The file contains “statements” known to be true. Let’s examine the first node in the dump: Q31 (Belgium).
A statement can be a label of a node
1
Q31 P9100 Belgium # P9100 = "Github topic" for Q31. Label is Belgium.
or its relationship with other nodes.
1
Q31 P36 Q239 # Brussels is the capital of Belgium.
as you can guess, P36 is a “property”, specifically means the “capital of” and Q239 is the city of Brussels.
If you were to construct a graph from this data, you care only about rows of the form <Qxx Pxx Qxx>
. But wikidata doesn’t publish those subsets. To quantify the benefit I ran some experiments.
Experiment
Download the latest dump which is published every 2 days based on the filenames.
1
curl -L -O -C - https://dumps.wikimedia.org/wikidatawiki/entities/latest-truthy.nt.bz2
You can wrap this in a loop if you prefer the download to resume automatically.

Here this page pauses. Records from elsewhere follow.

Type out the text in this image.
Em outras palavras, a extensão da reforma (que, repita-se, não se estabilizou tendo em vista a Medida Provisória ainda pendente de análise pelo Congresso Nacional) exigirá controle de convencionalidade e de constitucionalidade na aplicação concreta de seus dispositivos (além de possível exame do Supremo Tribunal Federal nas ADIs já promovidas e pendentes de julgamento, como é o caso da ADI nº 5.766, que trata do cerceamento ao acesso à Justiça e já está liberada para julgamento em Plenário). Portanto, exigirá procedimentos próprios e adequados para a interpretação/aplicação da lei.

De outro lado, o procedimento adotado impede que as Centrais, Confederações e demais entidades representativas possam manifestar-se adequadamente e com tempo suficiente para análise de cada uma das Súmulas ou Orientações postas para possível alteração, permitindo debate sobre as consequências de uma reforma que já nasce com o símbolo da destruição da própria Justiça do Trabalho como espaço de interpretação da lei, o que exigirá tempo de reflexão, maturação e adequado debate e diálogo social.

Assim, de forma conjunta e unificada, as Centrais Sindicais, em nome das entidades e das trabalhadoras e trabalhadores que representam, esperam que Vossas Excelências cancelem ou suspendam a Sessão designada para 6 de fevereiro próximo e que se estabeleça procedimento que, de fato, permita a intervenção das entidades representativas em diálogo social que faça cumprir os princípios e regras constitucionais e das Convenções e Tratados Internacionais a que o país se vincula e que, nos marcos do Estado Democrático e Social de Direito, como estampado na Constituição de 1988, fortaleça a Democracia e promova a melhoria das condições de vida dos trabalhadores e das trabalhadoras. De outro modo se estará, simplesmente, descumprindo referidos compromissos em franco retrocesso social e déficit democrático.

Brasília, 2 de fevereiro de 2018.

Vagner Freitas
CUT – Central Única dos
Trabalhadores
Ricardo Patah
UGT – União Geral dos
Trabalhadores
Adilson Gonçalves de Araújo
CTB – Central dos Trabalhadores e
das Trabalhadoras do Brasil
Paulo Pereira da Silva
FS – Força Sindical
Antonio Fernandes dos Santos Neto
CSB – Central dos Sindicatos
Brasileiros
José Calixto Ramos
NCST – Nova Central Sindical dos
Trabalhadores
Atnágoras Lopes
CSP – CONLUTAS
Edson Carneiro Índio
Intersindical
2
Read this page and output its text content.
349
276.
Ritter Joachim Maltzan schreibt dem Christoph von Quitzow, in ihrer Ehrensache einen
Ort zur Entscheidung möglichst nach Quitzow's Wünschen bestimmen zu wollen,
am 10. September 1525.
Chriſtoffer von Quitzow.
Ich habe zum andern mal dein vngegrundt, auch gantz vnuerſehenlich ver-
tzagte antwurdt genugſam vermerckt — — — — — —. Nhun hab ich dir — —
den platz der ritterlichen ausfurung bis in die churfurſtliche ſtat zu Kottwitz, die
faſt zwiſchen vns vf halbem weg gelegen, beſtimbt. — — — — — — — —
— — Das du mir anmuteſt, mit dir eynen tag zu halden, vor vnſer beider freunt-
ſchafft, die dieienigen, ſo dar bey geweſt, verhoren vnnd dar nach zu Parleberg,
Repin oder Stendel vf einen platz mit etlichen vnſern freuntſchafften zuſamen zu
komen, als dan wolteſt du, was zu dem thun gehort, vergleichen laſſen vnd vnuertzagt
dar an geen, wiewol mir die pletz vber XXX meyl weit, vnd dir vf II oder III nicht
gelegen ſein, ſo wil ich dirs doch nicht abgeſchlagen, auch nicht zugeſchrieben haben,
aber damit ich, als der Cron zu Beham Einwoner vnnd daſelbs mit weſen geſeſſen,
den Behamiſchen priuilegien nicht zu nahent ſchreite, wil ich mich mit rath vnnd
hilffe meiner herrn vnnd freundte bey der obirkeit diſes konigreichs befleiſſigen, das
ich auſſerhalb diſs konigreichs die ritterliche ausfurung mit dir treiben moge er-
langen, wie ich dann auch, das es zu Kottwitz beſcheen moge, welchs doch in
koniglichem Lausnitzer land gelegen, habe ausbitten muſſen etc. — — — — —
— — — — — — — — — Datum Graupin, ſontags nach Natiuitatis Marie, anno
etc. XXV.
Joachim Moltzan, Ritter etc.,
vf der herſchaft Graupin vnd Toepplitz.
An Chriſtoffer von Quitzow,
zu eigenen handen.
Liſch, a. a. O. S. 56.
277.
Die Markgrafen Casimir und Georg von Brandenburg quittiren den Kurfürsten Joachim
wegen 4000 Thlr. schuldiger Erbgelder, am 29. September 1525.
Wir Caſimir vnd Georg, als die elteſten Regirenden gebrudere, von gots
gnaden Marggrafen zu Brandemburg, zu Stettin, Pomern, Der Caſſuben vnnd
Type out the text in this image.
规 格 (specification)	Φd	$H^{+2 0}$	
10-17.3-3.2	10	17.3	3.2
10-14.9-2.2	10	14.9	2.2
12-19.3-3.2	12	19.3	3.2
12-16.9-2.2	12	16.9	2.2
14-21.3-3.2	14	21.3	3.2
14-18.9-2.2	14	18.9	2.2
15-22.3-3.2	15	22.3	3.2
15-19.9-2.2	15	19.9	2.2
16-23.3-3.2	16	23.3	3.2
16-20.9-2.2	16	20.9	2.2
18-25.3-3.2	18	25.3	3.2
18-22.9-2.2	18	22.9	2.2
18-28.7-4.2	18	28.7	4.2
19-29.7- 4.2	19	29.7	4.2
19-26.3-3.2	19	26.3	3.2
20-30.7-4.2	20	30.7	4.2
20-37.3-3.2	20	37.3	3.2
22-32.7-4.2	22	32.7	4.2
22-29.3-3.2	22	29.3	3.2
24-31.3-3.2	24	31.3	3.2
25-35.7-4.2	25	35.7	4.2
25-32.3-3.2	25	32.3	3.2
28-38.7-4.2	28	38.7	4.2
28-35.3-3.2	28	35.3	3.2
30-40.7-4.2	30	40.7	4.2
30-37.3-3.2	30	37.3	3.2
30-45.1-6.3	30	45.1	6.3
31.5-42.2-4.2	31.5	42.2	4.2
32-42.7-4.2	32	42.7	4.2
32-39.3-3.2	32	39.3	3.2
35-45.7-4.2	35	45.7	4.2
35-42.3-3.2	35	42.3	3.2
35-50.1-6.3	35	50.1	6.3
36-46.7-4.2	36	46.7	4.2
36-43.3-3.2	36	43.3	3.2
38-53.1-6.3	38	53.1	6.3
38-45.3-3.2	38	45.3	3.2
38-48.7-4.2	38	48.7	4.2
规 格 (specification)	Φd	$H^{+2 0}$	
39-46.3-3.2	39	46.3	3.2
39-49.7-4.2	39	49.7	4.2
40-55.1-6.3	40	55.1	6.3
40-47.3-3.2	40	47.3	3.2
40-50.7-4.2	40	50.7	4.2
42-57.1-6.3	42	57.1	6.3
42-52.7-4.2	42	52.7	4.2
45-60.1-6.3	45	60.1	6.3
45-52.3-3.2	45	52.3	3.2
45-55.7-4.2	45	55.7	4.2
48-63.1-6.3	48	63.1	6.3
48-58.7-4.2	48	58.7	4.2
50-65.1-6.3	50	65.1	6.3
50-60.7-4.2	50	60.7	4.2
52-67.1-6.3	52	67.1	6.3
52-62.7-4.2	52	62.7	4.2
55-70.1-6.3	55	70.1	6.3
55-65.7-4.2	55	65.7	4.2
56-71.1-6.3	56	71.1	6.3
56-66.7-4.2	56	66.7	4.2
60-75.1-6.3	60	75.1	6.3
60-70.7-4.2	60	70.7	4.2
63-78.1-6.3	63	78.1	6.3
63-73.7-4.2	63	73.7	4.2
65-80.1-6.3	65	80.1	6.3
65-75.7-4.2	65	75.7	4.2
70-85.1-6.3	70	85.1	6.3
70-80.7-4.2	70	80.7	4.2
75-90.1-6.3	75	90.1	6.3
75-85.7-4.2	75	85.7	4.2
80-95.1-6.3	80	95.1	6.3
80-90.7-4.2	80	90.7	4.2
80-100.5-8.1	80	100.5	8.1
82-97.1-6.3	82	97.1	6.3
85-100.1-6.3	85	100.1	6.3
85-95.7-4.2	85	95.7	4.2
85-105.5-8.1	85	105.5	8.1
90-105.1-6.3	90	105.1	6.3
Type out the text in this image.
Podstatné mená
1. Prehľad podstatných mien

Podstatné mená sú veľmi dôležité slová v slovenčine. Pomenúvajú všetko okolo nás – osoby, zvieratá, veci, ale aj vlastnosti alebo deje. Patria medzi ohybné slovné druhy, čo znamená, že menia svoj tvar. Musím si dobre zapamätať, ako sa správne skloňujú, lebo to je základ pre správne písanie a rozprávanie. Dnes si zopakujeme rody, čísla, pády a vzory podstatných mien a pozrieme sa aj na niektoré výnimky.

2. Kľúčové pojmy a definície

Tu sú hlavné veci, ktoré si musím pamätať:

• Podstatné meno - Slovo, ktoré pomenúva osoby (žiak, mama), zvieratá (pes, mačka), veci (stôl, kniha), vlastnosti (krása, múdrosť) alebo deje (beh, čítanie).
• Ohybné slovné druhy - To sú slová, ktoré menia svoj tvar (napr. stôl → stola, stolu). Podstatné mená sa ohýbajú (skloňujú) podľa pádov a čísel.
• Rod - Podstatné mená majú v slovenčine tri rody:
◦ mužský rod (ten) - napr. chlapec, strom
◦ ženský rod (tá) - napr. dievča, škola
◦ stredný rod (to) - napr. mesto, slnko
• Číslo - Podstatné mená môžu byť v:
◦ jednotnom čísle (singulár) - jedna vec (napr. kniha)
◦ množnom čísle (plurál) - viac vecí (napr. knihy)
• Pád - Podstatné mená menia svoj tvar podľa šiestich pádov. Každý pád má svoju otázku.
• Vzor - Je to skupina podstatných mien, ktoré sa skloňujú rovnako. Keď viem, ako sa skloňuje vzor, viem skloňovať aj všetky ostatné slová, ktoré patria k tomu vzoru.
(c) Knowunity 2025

Extracting signal from the data
While the download was still going on, I ran truthy.py in parallel. It processed the useful parts of the input and spit out a truthy.db
which was only about ~4.3GB in size on disk.
1
bzcat latest*.gz2 | ./truthy.py
The script prints out progress every 100k lines processed.
After 8 hours:
1
2
3
4
$ ls -l truthy.db
-rw-rw-r-- 1 ubuntu ubuntu 7747153920 Nov 25 09:16 truthy.db
$ du -sh truthy.db
4.3G truthy.db
After removing duplicates and sorting:
1
2
3
4
$ ls -l clean.db
-rw-rw-r-- 1 ubuntu ubuntu 5004341248 Nov 25 15:46 clean.db
$ du -sh clean.db
2.8G clean.db
The size on disk is a bit smaller because of lz4 compression. In other words, we would be downloading only 5GB instead of 40GB for savings of 8x! Savings could be 16x if clean.db
is also compressed with lz4.
Request to wikimedia folks
Can you also please run the attached script and publish truthy.db, which is much more convenient to download? The idea is that the labels don’t change often. Q31 remains Belgium. But the relations do.
Publishing deltas to the graph would be an added bonus. For now, just the subset will do.